At many American universities, "there is an 'association' of Chinese students," Li said. "And the rumor goes that they will send at least a name list to the embassy" when suspicions arise.

"At least in our school, there is no ... iron-hard fact that they do this, but we're all believing that," Li said.

Chen is similarly wary.

"When we go to, like, some political gathering in D.C., we still wear a mask or something, because we see someone using a camera taking pictures," she said.

Both students have the sense that members of the associations are in the minority among Chinese exchange students but that those who are involved in them have close ties to the Chinese Embassy.

As for where the authorities draw the line between acceptable and unacceptable, Li argues that "their technique is precisely they don't have a red line."

"They just pick up people randomly to threaten us," Chen said.

The result, according to both, is that students censor themselves, enabling the authorities to keep a tight rein with less resources.

For the foreseeable future, Chen has no intention of going back to live in Hong Kong. She said that, according to a friend studying at a university in Hong Kong, "19 among 20 students in her class choose to go out."

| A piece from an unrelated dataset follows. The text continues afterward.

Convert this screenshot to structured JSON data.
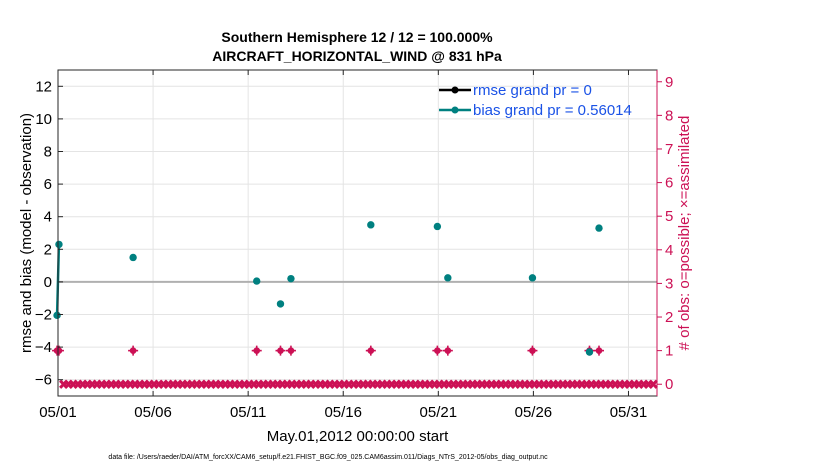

Li had wanted to become a diplomat or enter public service at a young age but said his values shifted after studying in the U.S.

"I did have an illusion that you can go into their institution and change from inside, you know, of an incremental reform approach," Li said. "But gradually I found that this is just an illusion." As a result, many people end up self-censoring, they both said.

Li's and Chen's generation, those born in the late 1990s, spent their teenage years amid the government under Chinese President Xi Jinping tightening its grip on power. Their status as digital natives makes it that much harder for them to hold out hope for the future of a home country that has become a leader in surveillance technology.